Por Marcelo Miranda
Para Instituto Acton (Argentina)
15 de agosto de 2019

El poder y su ejercicio dentro de un Estado de derecho, donde todas las reglas y normas se encuentren debidamente delimitadas y establecidas, es totalmente necesario. El cardenal Joseph Ratzinger señalaba con total claridad: “La política debe ser un compromiso por la justicia y crear así las condiciones básicas para la paz”. Siguiendo esa misma línea se entiende que el ejercicio del poder es un instrumento útil en la construcción de una adecuada vida en sociedad y la consecución de la justicia.
Desnaturalización del poder.  Cuando el poder es nublado por el éxito y la parafernalia del caudillo, el “sano poder” se transforma en un instrumento de opresión y de represión, pues ya no se vela por una administración justa, y ecuánime, se prioriza la prebenda y el abuso, dando como resultado un Estado quebrado.
El cardenal Ratzinger (papa Benedicto XVI) señalaba que se hace dificultoso diferenciar entre “el derecho verdadero del derecho aparente”, pues este último llega a camuflarse de manera magistral en los distintos espacios de la administración pública y de la administración de justicia, haciéndonos creer que se vive dentro de una máxima idealizada de progreso, justicia y paz, cuando en realidad se vive en un espejismo peligrosamente bien elaborado.
Sintomatología. Los Estados que construyen un aparato estatal de gran envergadura padecen de una especie de involución; es decir, un retroceso jurídico marcado, puesto que estas visiones de Estado regente, grande y protector hacen que el  Estado tenga una concepción cuasi “divina” y su líder sea una figura mesiánica. Por ende, llegar a pensar en un poder corrupto y avasallador que emana de este tipo de Estados es básicamente imposible para los encandilados militantes.

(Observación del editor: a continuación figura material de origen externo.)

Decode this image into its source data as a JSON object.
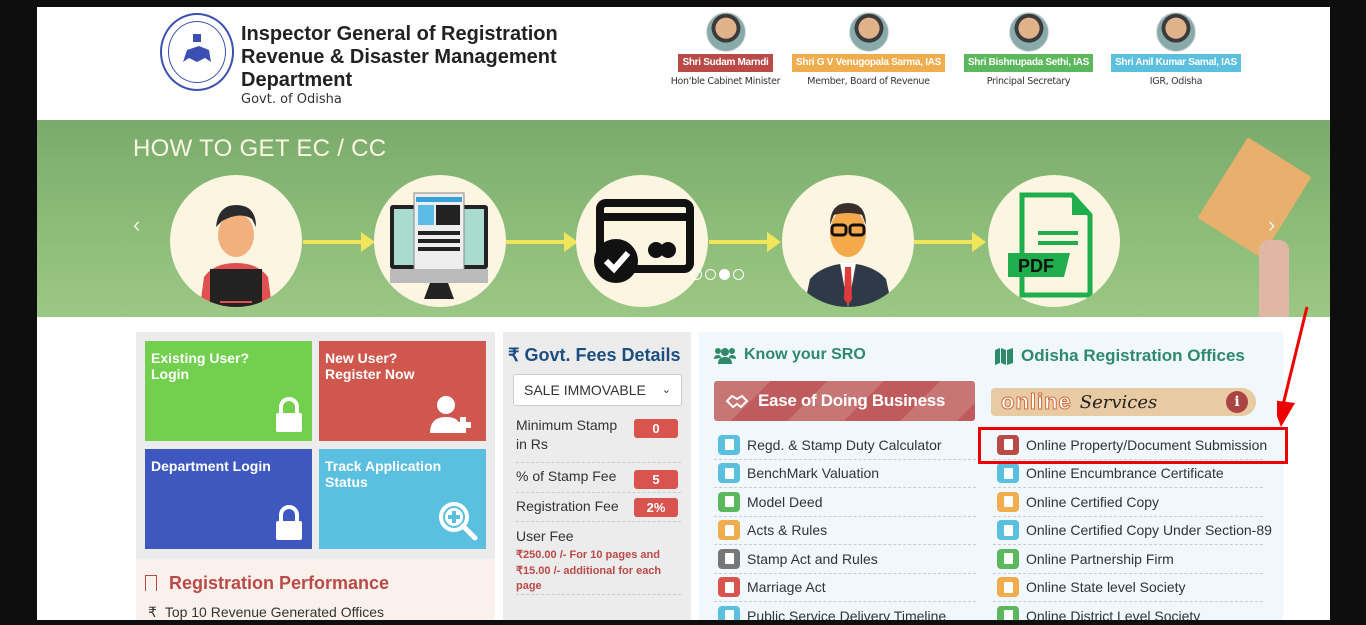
{
  "header": {
    "title_lines": [
      "Inspector General of Registration",
      "Revenue & Disaster Management",
      "Department"
    ],
    "subtitle": "Govt. of Odisha",
    "logo": "odisha-emblem-logo",
    "officials": [
      {
        "name": "Shri Sudam Marndi",
        "role": "Hon'ble Cabinet Minister",
        "color": "#b94a48"
      },
      {
        "name": "Shri G V Venugopala Sarma, IAS",
        "role": "Member, Board of Revenue",
        "color": "#f0ad4e"
      },
      {
        "name": "Shri Bishnupada Sethi, IAS",
        "role": "Principal Secretary",
        "color": "#5cb85c"
      },
      {
        "name": "Shri Anil Kumar Samal, IAS",
        "role": "IGR, Odisha",
        "color": "#5bc0de"
      }
    ]
  },
  "banner": {
    "title": "HOW TO GET EC / CC",
    "prev": "‹",
    "next": "›",
    "slides_total": 4,
    "active_slide": 3,
    "steps": [
      "user-with-laptop",
      "online-form",
      "payment-card",
      "officer",
      "pdf-document"
    ],
    "pdf_label": "PDF"
  },
  "tiles": [
    {
      "label_line1": "Existing User?",
      "label_line2": "Login",
      "icon": "lock-icon",
      "color": "#72d04e"
    },
    {
      "label_line1": "New User?",
      "label_line2": "Register Now",
      "icon": "user-plus-icon",
      "color": "#d0574e"
    },
    {
      "label_line1": "Department Login",
      "label_line2": "",
      "icon": "lock-icon",
      "color": "#3f58c0"
    },
    {
      "label_line1": "Track Application",
      "label_line2": "Status",
      "icon": "search-plus-icon",
      "color": "#5bbfdf"
    }
  ],
  "performance": {
    "title": "Registration Performance",
    "item": "Top 10 Revenue Generated Offices",
    "item_icon": "₹"
  },
  "fees": {
    "title": "₹ Govt. Fees Details",
    "select_value": "SALE IMMOVABLE",
    "rows": [
      {
        "label": "Minimum Stamp in Rs",
        "value": "0"
      },
      {
        "label": "% of Stamp Fee",
        "value": "5"
      },
      {
        "label": "Registration Fee",
        "value": "2%"
      }
    ],
    "user_fee_label": "User Fee",
    "user_fee_note": "₹250.00 /-  For 10 pages and ₹15.00 /- additional  for each page"
  },
  "sro": {
    "title": "Know your SRO",
    "ease_banner": "Ease of Doing Business",
    "items": [
      {
        "label": "Regd. & Stamp Duty Calculator",
        "icon": "calculator-icon",
        "color": "#5bc0de"
      },
      {
        "label": "BenchMark Valuation",
        "icon": "calculator-icon",
        "color": "#5bc0de"
      },
      {
        "label": "Model Deed",
        "icon": "document-icon",
        "color": "#5cb85c"
      },
      {
        "label": "Acts & Rules",
        "icon": "book-icon",
        "color": "#f0ad4e"
      },
      {
        "label": "Stamp Act and Rules",
        "icon": "book-icon",
        "color": "#777777"
      },
      {
        "label": " Marriage Act",
        "icon": "book-icon",
        "color": "#d9534f"
      },
      {
        "label": "Public Service Delivery Timeline",
        "icon": "hourglass-icon",
        "color": "#5bc0de"
      }
    ]
  },
  "offices": {
    "title": "Odisha Registration Offices",
    "online_word": "online",
    "services_word": "Services",
    "items": [
      {
        "label": "Online Property/Document Submission",
        "color": "#b94a48"
      },
      {
        "label": "Online Encumbrance Certificate",
        "color": "#5bc0de"
      },
      {
        "label": "Online Certified Copy",
        "color": "#f0ad4e"
      },
      {
        "label": "Online Certified Copy Under Section-89",
        "color": "#5bc0de"
      },
      {
        "label": "Online Partnership Firm",
        "color": "#5cb85c"
      },
      {
        "label": "Online State level Society",
        "color": "#f0ad4e"
      },
      {
        "label": "Online District Level Society",
        "color": "#5cb85c"
      }
    ]
  },
  "annotation": {
    "highlighted_item": "Online Property/Document Submission",
    "color": "#ee0000"
  }
}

Transmisión y contagio. La enfermedad del poder en Estados grandes siempre se trasmite de arriba hacia abajo; es decir, resulta imposible que un funcionario de bajo nivel que ejerce de manera inadecuada su insignificante influencia llegue a contagiar a las grandes esferas del aparato estatal. Pasa todo lo contrario cuando el mal ejercicio del poder nace y a su vez es ejecutado desde la cima del mismo Estado, sólo de esta forma el mal se viraliza, ejerciendo su poder multiplicador.
Consecuencias. El mal ejercicio del poder y la corrupción que emerge de él llevan al derecho a dejar de tener la fuerza coactiva y coercitiva necesaria para normar los aspectos propios de la administración pública y de la vida en sociedad, básicamente se instrumentaliza la ley para ocultar, socapar y validar actos de corrupción; por otro lado, el Estado regente y protector, con un aparato administrativo grande, en su afán de controlar todo, termina por no controlar nada; la corrupción se normaliza, la justicia se prostituye y la ética se penaliza.
Prevención y cura. La reducción del aparato estatal es sin duda el profiláctico ideal, pues el poder se reduce a las normativas necesarias para el mantenimiento de un Estado de derecho funcional, las empresas estatales innecesarias deben ser repensadas dando mayor participación a capitales privados. El poder de la Policía y el poder judicial deben estar debidamente regidos no sólo por la normativa vigente, también por una consciencia natural que emane de preceptos éticos y morales.
Conclusión. Si bien los Estados proveedores, con un aparato administrativo de gran envergadura, han demostrado una y otra vez su incapacidad de hacer frente a la enfermedad del poder y la corrupción, las personas todavía no pueden o no quieren dejar de creer en un Estado mítico salvador.
Quizás sea necesario empezar a releer la historia dejando de lado el romanticismo nacionalista, socialista y el marxismo cultural imperante para dar paso a una visión liberal, que, aunque menos romántica, ha demostrado ser más eficaz a la hora de controlar el abuso de poder, la corrupción y el prebendalismo.
 
 
Marcelo Miranda Loayza es teólogo y forma parte del Centro de Estudios Joseph Ratzinger.